By day I regretted it. Even more when the phone rang and it was Marcos telling me about his trip, his voice clean, not suspecting a thing. I swore to myself I wouldn’t fail him again. And every night, without exception, I forgot that promise the moment Néstor’s door opened and his cock split me open inside again.
***
It’s been some years since that summer. Néstor ended up getting married; he has two children and a life that from the outside looks perfect. Marcos is still my boyfriend, and sometimes we talk about getting married, though we never quite decide.
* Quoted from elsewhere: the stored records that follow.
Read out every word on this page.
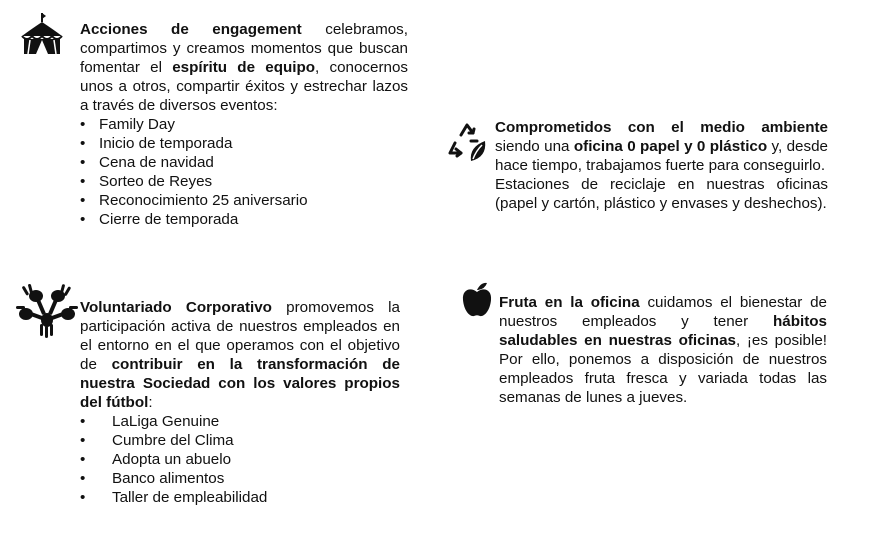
Acciones de engagement celebramos, compartimos y creamos momentos que buscan fomentar el espíritu de equipo, conocernos unos a otros, compartir éxitos y estrechar lazos a través de diversos eventos:

• Family Day
• Inicio de temporada
• Cena de navidad
• Sorteo de Reyes
• Reconocimiento 25 aniversario
• Cierre de temporada

Voluntariado Corporativo promovemos la participación activa de nuestros empleados en el entorno en el que operamos con el objetivo de contribuir en la transformación de nuestra Sociedad con los valores propios del fútbol:

• LaLiga Genuine
• Cumbre del Clima
• Adopta un abuelo
• Banco alimentos
• Taller de empleabilidad

Comprometidos con el medio ambiente siendo una oficina 0 papel y 0 plástico y, desde hace tiempo, trabajamos fuerte para conseguirlo.

Estaciones de reciclaje en nuestras oficinas (papel y cartón, plástico y envases y deshechos).

Fruta en la oficina cuidamos el bienestar de nuestros empleados y tener hábitos saludables en nuestras oficinas, ¡es posible! Por ello, ponemos a disposición de nuestros empleados fruta fresca y variada todas las semanas de lunes a jueves.
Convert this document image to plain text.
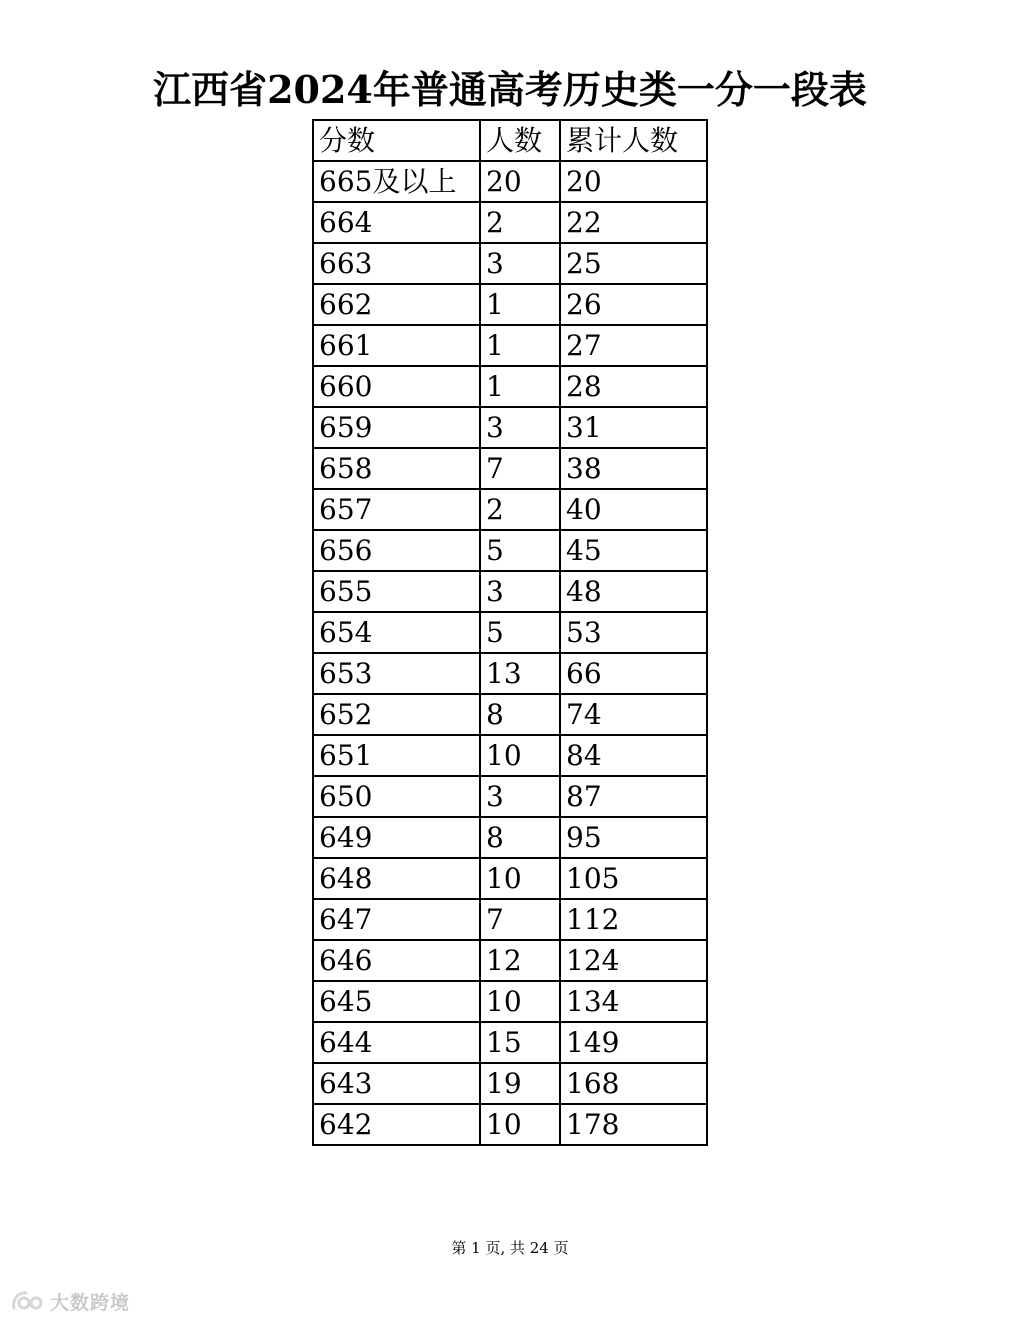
江西省2024年普通高考历史类一分一段表
分数	人数	累计人数
665及以上	20	20
664	2	22
663	3	25
662	1	26
661	1	27
660	1	28
659	3	31
658	7	38
657	2	40
656	5	45
655	3	48
654	5	53
653	13	66
652	8	74
651	10	84
650	3	87
649	8	95
648	10	105
647	7	112
646	12	124
645	10	134
644	15	149
643	19	168
642	10	178
第 1 页, 共 24 页
大数跨境
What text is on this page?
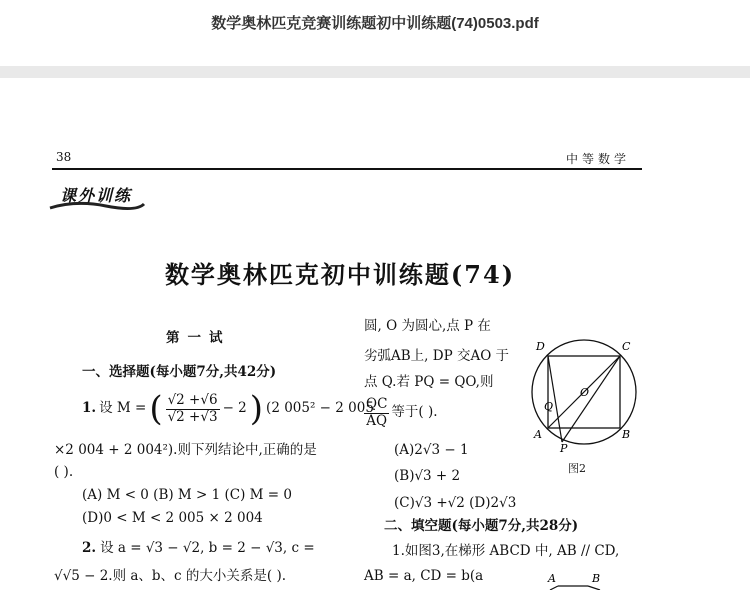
数学奥林匹克竞赛训练题初中训练题(74)0503.pdf
38	中等数学
课外训练
数学奥林匹克初中训练题(74)
第一试
一、选择题(每小题7分,共42分)
1. 设 M = ( $\frac{√2 +√6}{√2 +√3} - 2$ ) (2 005² − 2 005
×2 004 + 2 004²).则下列结论中,正确的是
( ).
(A) M < 0 (B) M > 1 (C) M = 0
(D)0 < M < 2 005 × 2 004
2. 设 a = √3 − √2, b = 2 − √3, c =
√√5 − 2.则 a、b、c 的大小关系是( ).
圆, O 为圆心,点 P 在
劣弧AB上, DP 交AO 于
点 Q.若 PQ = QO,则
$\frac{QC}{AQ}$ 等于( ).
(A)2√3 − 1
(B)√3 + 2
(C)√3 +√2 (D)2√3
二、填空题(每小题7分,共28分)
1.如图3,在梯形 ABCD 中, AB // CD,
AB = a, CD = b(a
D	C
A	B
O
Q
P
图2
A	B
I love him, I truly do; he’s a big, good man who makes me happy every day.
And yet, every so often, I invent a trip. A course, a conference, any excuse that sounds believable. I take a flight to Edinburgh and let my brother meet me at his front door with that look of his that never changed. I close my eyes, and for a few hours we’re nineteen and twenty-one again, and the August sky fills with falling stars all over again, just for us.